1. It's okay to check your partner's phone; why treat it as a bad thing? Many relationships could be saved if partners were to embrace this.
No, it isn't. It's being treated as a bad thing because it is.
To preface, I've been in my current relationship for 20 years with my now wife. My wife and I have unfettered access to one another's. I know the pass code to hers, and she knows mine. We regularly use each other's phone to look up something, watch a video, queue up a podcast, and so on.
Before my wife, I have been hurt and betrayed a time or two. I have never demanded access to my wife's phone, laptop, or anything.
Never have either of us done an investigation of the other's phone. And neither of us have required access as a foundation of trust because that's not how trust works.
You are confusing required access with access freely given. Required access is oppressive, fascist, and explicitly states you distrust the partner in the relationship. If there's distrust in the partner, then there's no point in being in a relationship with that person.
There are no high-minded, intellectual counterarguments. Only devolved cavemen would demand to go through everything on the phone to force a relationship to work.
3. Doing that to a kid — the writer is trying very hard to portray this guy as a villain.
I assure you, as a parent, people like this exist. The writer doesn't have to try.
Although, the actual physical harm is usually due to being on illegal drugs. So, yeah, that's a stretch.
Only explanation that works. Maybe the guy family is more powerful, or maybe he knows she is into Arata, but on that case, he would be less worried about her "cheating" with random guys and would worry about Arata himself.
In any case, even for the older sister wanting to avoid trouble for her family, I would be mad at Banri for possibly let things get so badly when she could have just get some help.

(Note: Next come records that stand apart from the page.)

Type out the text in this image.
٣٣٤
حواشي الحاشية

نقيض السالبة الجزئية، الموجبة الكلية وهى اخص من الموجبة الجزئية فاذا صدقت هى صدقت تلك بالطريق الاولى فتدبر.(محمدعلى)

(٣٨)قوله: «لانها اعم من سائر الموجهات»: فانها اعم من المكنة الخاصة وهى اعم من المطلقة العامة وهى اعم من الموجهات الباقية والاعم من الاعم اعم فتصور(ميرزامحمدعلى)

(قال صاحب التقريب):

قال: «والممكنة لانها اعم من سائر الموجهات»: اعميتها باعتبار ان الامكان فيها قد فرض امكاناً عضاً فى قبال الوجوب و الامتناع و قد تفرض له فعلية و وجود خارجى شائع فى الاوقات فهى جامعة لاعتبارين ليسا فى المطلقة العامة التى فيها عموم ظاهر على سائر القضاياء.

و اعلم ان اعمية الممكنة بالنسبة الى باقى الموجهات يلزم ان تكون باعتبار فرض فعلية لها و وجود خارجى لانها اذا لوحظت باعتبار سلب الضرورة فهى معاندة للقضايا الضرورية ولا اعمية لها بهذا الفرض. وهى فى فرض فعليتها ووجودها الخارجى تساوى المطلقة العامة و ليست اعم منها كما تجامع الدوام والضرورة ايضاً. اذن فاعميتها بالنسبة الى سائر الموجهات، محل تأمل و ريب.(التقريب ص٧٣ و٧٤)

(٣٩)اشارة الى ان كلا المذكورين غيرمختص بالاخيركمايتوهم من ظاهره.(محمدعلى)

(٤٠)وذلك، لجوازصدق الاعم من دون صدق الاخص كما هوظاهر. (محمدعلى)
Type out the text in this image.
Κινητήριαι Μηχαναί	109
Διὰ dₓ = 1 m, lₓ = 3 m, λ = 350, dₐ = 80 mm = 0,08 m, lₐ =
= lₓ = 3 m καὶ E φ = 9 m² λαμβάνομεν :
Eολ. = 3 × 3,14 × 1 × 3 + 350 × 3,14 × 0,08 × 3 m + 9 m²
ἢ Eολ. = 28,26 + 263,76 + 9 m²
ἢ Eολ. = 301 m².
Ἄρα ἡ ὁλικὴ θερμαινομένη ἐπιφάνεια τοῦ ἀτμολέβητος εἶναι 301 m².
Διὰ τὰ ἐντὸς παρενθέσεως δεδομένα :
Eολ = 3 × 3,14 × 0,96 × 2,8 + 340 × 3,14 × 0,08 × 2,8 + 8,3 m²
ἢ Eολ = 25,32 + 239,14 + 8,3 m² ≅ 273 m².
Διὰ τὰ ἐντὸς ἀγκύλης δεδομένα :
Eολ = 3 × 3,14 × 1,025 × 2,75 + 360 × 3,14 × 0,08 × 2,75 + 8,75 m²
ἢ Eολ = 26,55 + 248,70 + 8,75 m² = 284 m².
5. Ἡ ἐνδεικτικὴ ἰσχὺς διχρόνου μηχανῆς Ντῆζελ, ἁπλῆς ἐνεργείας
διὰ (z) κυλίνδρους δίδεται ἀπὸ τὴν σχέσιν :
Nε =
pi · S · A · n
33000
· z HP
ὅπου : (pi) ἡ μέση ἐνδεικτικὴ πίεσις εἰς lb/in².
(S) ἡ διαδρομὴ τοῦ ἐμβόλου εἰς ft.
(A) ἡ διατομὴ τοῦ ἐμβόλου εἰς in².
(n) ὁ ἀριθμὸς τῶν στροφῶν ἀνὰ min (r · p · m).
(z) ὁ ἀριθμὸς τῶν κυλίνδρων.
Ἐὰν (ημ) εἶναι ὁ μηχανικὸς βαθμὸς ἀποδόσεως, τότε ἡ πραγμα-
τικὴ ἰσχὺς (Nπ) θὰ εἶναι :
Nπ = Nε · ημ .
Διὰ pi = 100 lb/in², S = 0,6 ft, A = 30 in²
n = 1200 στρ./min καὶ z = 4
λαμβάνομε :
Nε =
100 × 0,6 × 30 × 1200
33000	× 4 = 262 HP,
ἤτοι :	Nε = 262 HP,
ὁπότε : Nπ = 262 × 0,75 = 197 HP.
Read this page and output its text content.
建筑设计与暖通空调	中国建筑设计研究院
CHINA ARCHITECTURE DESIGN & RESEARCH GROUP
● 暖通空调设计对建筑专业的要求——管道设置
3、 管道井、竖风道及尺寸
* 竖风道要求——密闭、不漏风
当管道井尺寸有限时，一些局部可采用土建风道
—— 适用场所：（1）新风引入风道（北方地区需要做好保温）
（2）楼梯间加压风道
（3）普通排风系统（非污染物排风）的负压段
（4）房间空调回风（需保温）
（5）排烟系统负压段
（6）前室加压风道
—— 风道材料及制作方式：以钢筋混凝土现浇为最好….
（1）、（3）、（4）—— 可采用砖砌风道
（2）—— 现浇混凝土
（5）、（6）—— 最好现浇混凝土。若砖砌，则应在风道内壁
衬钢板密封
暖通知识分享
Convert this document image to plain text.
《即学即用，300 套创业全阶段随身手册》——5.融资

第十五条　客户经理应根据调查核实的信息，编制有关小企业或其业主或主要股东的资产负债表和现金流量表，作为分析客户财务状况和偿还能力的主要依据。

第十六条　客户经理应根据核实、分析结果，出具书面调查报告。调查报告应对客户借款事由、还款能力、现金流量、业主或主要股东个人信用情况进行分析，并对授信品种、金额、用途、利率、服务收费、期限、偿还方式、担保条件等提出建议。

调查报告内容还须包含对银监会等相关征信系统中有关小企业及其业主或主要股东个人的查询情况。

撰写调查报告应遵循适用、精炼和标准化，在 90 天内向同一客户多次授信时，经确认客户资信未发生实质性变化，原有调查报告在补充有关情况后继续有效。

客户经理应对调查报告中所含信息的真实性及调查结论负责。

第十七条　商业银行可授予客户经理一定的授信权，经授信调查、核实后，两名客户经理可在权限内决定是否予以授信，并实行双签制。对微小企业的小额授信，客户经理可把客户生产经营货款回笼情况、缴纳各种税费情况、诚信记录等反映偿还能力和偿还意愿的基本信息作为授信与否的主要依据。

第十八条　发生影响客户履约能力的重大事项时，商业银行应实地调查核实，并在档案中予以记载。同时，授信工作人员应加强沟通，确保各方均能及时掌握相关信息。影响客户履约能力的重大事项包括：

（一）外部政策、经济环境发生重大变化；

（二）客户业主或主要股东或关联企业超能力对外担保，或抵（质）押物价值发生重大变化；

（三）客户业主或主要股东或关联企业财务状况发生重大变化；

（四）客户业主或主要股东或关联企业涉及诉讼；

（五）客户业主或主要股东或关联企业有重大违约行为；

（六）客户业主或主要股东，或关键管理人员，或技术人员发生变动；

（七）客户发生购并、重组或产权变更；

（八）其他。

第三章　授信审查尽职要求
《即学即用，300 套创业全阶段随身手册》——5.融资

She even let her sisters talk about the guy as if he were a saint. Would she even let that monster meet her sisters?
Most abusive relationships start off as picture perfect. Then, after the honeymoon phase is over, the abuse begins in small, tiny ways as the abuser starts pushing that boundary until it becomes overwhelming like we see here. Once the victim finds themselves there, they find it hard to leave and will even justify the abuse because they're ashamed they became a victim. They'll even make the abuser sound like a good person.
There are a bunch of reasons victims stay, and most have nothing to do with blackmail or family status.